I was wondering last week about how to disable the hidden shares (shares terminating with a $, which are enabled by default). I didn't think much of it at the moment since I had a workload to do, but today I came across the solution reading a guide from PC stats. (This is good for begginners mainly, but has some extra info like this one) Beginners Guides: Ten Steps to a Secure PC For the entire article
Step 7. Disable 'hidden' shares within XP and 2000
The Danger : malicious users can easily gain access to every file and folder in your computer.
The Cause: Windows 2000 and XP both use a system of hidden administrative shares. Every drive on your computer system is shared under the name '(drive letter)$.' These shares exist to allow users with the correct username and password to remotely administer files on your computer. Of course, if a malicious user obtains a username and password with administrative rights to your system, all your files and folders are available to them over the Internet. They would be free to copy, change or delete as much of your data as they saw fit.
The cure: Disable the hidden shares.
Unless you are in a business environment, it is unlikely you will have a need for the hidden shares. Disabling them will considerably reduce the danger of your data being compromised remotely.
You will need to edit the Windows registry using REGEDIT in order to carry out this step.
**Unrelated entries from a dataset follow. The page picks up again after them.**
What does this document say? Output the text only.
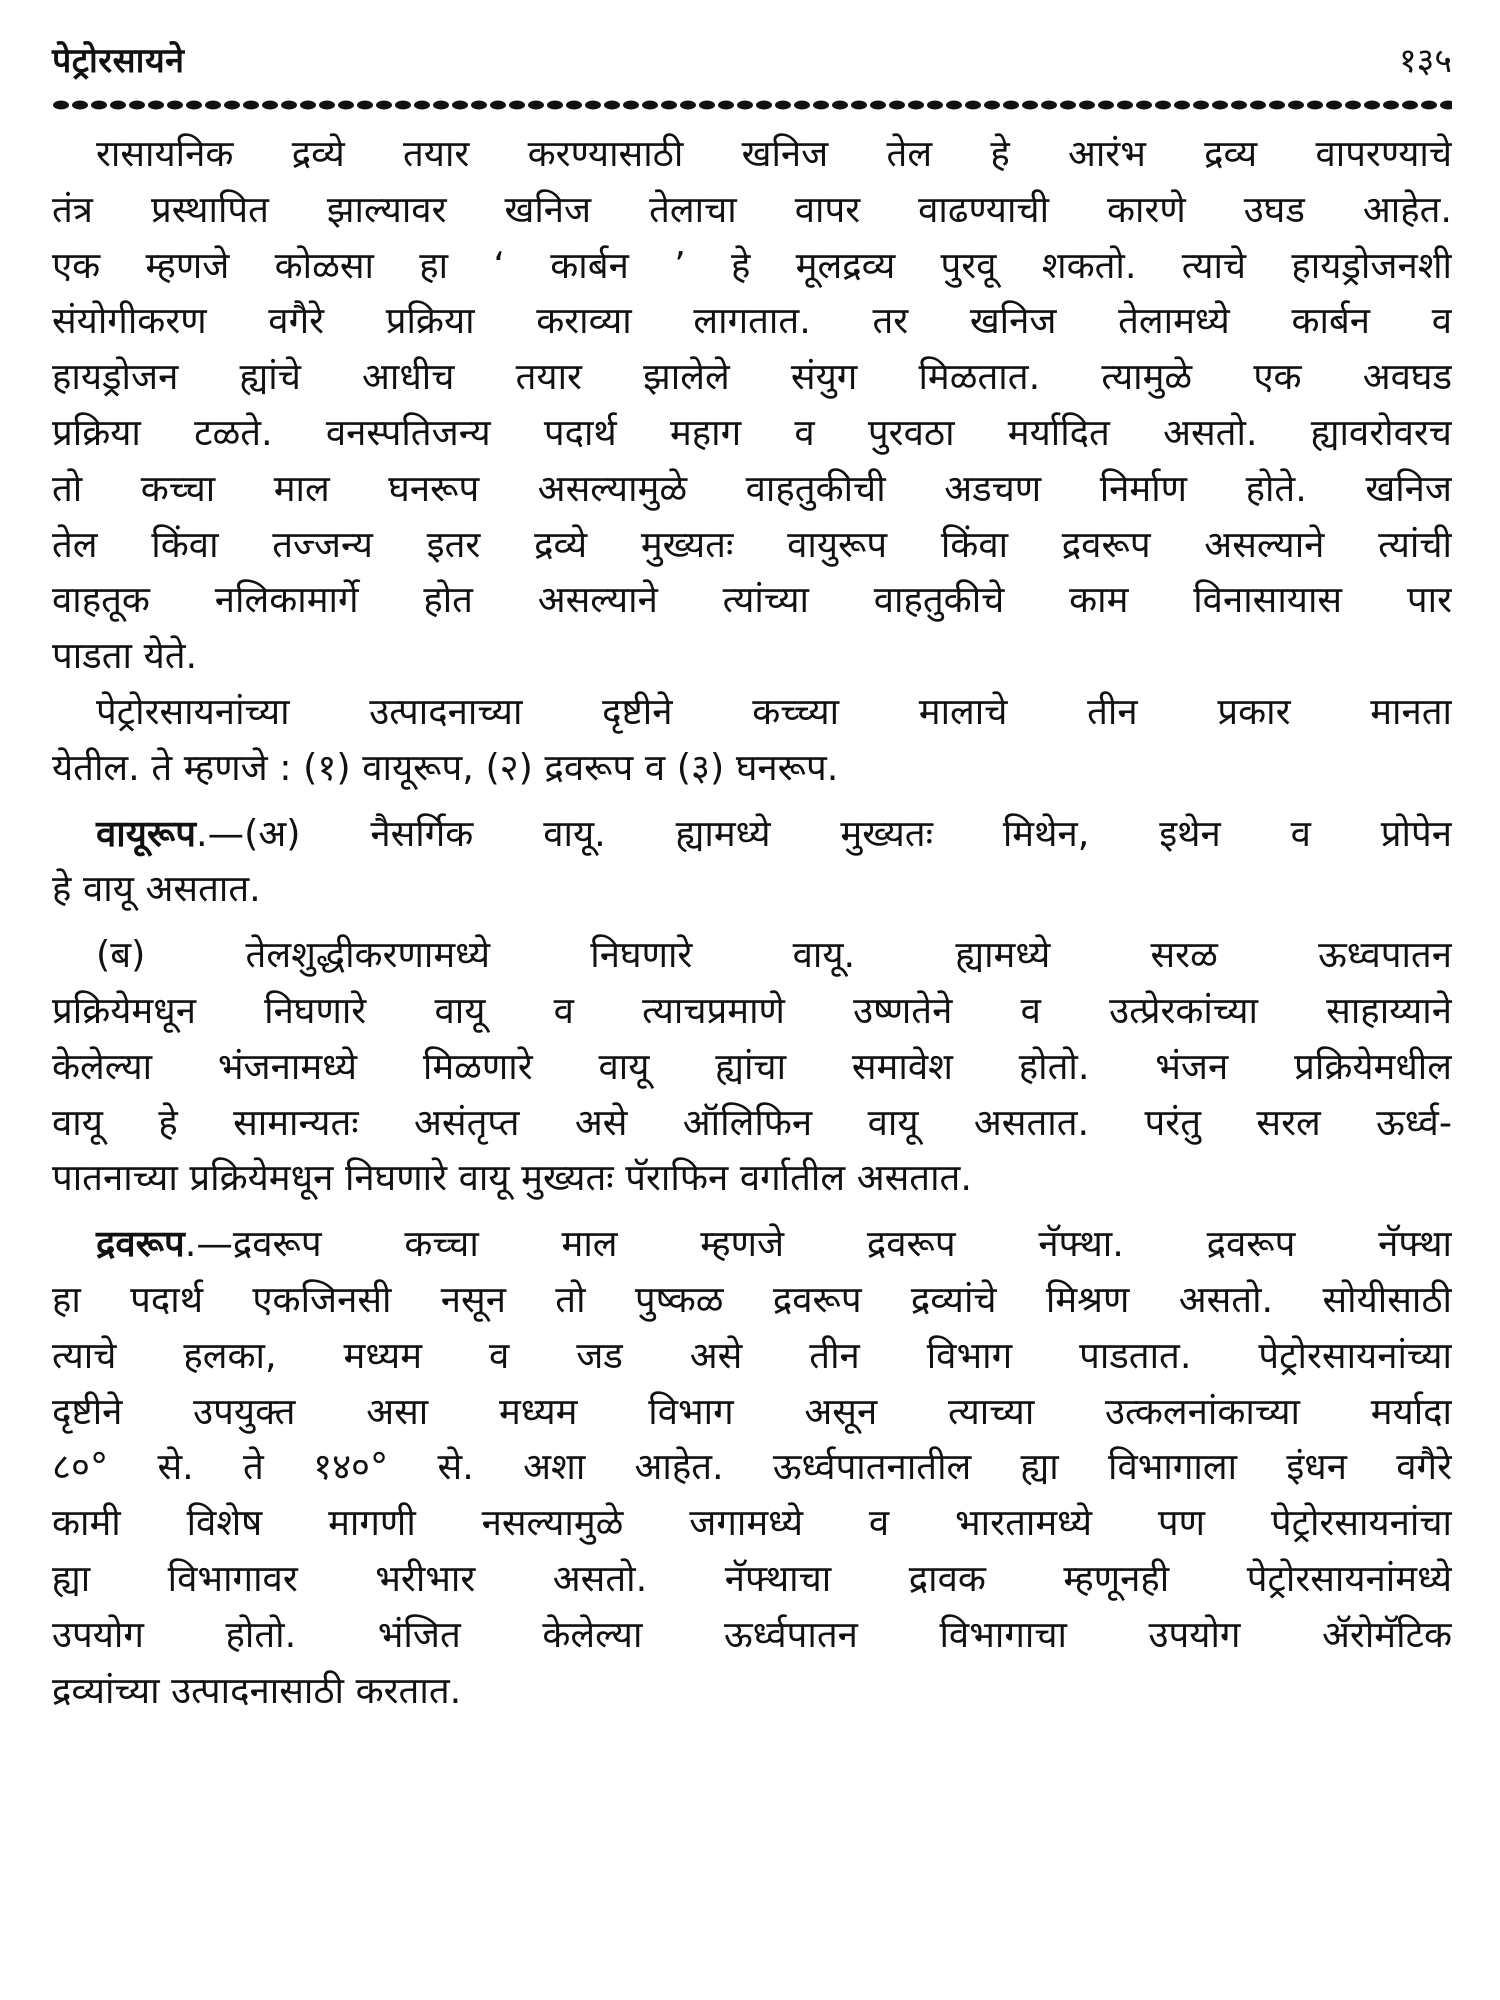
पेट्रोरसायने	१३५
रासायनिक द्रव्ये तयार करण्यासाठी खनिज तेल हे आरंभ द्रव्य वापरण्याचे
तंत्र प्रस्थापित झाल्यावर खनिज तेलाचा वापर वाढण्याची कारणे उघड आहेत.
एक म्हणजे कोळसा हा ‘ कार्बन ’ हे मूलद्रव्य पुरवू शकतो. त्याचे हायड्रोजनशी
संयोगीकरण वगैरे प्रक्रिया कराव्या लागतात. तर खनिज तेलामध्ये कार्बन व
हायड्रोजन ह्यांचे आधीच तयार झालेले संयुग मिळतात. त्यामुळे एक अवघड
प्रक्रिया टळते. वनस्पतिजन्य पदार्थ महाग व पुरवठा मर्यादित असतो. ह्यावरोवरच
तो कच्चा माल घनरूप असल्यामुळे वाहतुकीची अडचण निर्माण होते. खनिज
तेल किंवा तज्जन्य इतर द्रव्ये मुख्यतः वायुरूप किंवा द्रवरूप असल्याने त्यांची
वाहतूक नलिकामार्गे होत असल्याने त्यांच्या वाहतुकीचे काम विनासायास पार
पाडता येते.
पेट्रोरसायनांच्या उत्पादनाच्या दृष्टीने कच्च्या मालाचे तीन प्रकार मानता
येतील. ते म्हणजे : (१) वायूरूप, (२) द्रवरूप व (३) घनरूप.
वायूरूप.—(अ) नैसर्गिक वायू. ह्यामध्ये मुख्यतः मिथेन, इथेन व प्रोपेन
हे वायू असतात.
(ब) तेलशुद्धीकरणामध्ये निघणारे वायू. ह्यामध्ये सरळ ऊध्वपातन
प्रक्रियेमधून निघणारे वायू व त्याचप्रमाणे उष्णतेने व उत्प्रेरकांच्या साहाय्याने
केलेल्या भंजनामध्ये मिळणारे वायू ह्यांचा समावेश होतो. भंजन प्रक्रियेमधील
वायू हे सामान्यतः असंतृप्त असे ऑलिफिन वायू असतात. परंतु सरल ऊर्ध्व-
पातनाच्या प्रक्रियेमधून निघणारे वायू मुख्यतः पॅराफिन वर्गातील असतात.
द्रवरूप.—द्रवरूप कच्चा माल म्हणजे द्रवरूप नॅफ्था. द्रवरूप नॅफ्था
हा पदार्थ एकजिनसी नसून तो पुष्कळ द्रवरूप द्रव्यांचे मिश्रण असतो. सोयीसाठी
त्याचे हलका, मध्यम व जड असे तीन विभाग पाडतात. पेट्रोरसायनांच्या
दृष्टीने उपयुक्त असा मध्यम विभाग असून त्याच्या उत्कलनांकाच्या मर्यादा
८०° से. ते १४०° से. अशा आहेत. ऊर्ध्वपातनातील ह्या विभागाला इंधन वगैरे
कामी विशेष मागणी नसल्यामुळे जगामध्ये व भारतामध्ये पण पेट्रोरसायनांचा
ह्या विभागावर भरीभार असतो. नॅफ्थाचा द्रावक म्हणूनही पेट्रोरसायनांमध्ये
उपयोग होतो. भंजित केलेल्या ऊर्ध्वपातन विभागाचा उपयोग ॲरोमॅटिक
द्रव्यांच्या उत्पादनासाठी करतात.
Please ensure that you backup your registry to a file before editing it.
To disable the hidden shares first start REGEDIT ('start\run' and type 'regedit') and then navigate to: HKEY_LOCAL_MACHINE\System\CurrentControlSet\Services\lanmanserver\parameters
Add the Dword value 'AutoShareWks' with a value of '0' and restart your computer.
I would just love to be able to rename thhis shares with a group policy from the Domain Controller Anyone know if this is possible?